Friday, January 22, 2010

Miracle and wonder, for positive purposes, in the land of Goethe

This blog is part of the blogging BaKaForum project I will be working on for the next few weeks. The BakaForum blog is at

http://BaKaForumblog2010.wordpress.com

There is a 24 year old Paul Simon song that comes to mind in anticipation of BaKaForum 2010, now just one week away. It is Boy in the Bubble, the first song on the Graceland album.

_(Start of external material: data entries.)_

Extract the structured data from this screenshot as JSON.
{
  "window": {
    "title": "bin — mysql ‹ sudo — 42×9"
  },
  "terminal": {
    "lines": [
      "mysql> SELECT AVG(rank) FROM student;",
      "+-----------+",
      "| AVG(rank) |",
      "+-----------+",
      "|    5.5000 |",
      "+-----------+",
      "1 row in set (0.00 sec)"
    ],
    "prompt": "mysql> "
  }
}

"These are the days of miracle and wonder

This is the long distance call

The way the camera follows us in slo-mo

The way we look to us all"

That refrain is heard repeatedly throughout the song. The rest of Boy in the Bubble uses words and music to evoke images of technology being used for lifesaving medical purposes along side acts of terror and war. Whether the camera follows us in slo-mo or normal speed, these days, cameras are everywhere. How we choose to use the cameras is a bit like the juxtaposition of images in Simon’s song.

Neil Postman, a communications scholar and commentator on culture, described technological change as “a Faustian bargain.” According to Postman “Technology giveth and taketh away, not always in equal measure.” In its own way, Simon’s song captures this idea rather well. Which brings us back to BaKaForum.

Images of the worlds we live in today are the building blocks of stories captured and presented at BaKaForum. The various screenings, sessions, and workshops while practical in purpose, convey a point of view that is designed to increase “cooperation in a world of cultural diversity,” a clearly stated theme of BaKaForum. This positive approach, to storytelling and the technologies that make media’s current incarnations possible, is encouraging.

But the realities of Faustian bargains in many parts of the world are also captured with a sense of realism in much of the work at BaKaForum. Somehow it seems a fitting metaphor for a conference convening in the land of Goethe, the great storyteller and probably Faust's best known expositor. Goethe artfully used the tools and media of his day to explore the complexities of life.

So in these days of miracle and wonder it is refreshing to come together, with storytellers from all over the world, for four days in a quest for cooperation in all its diversity.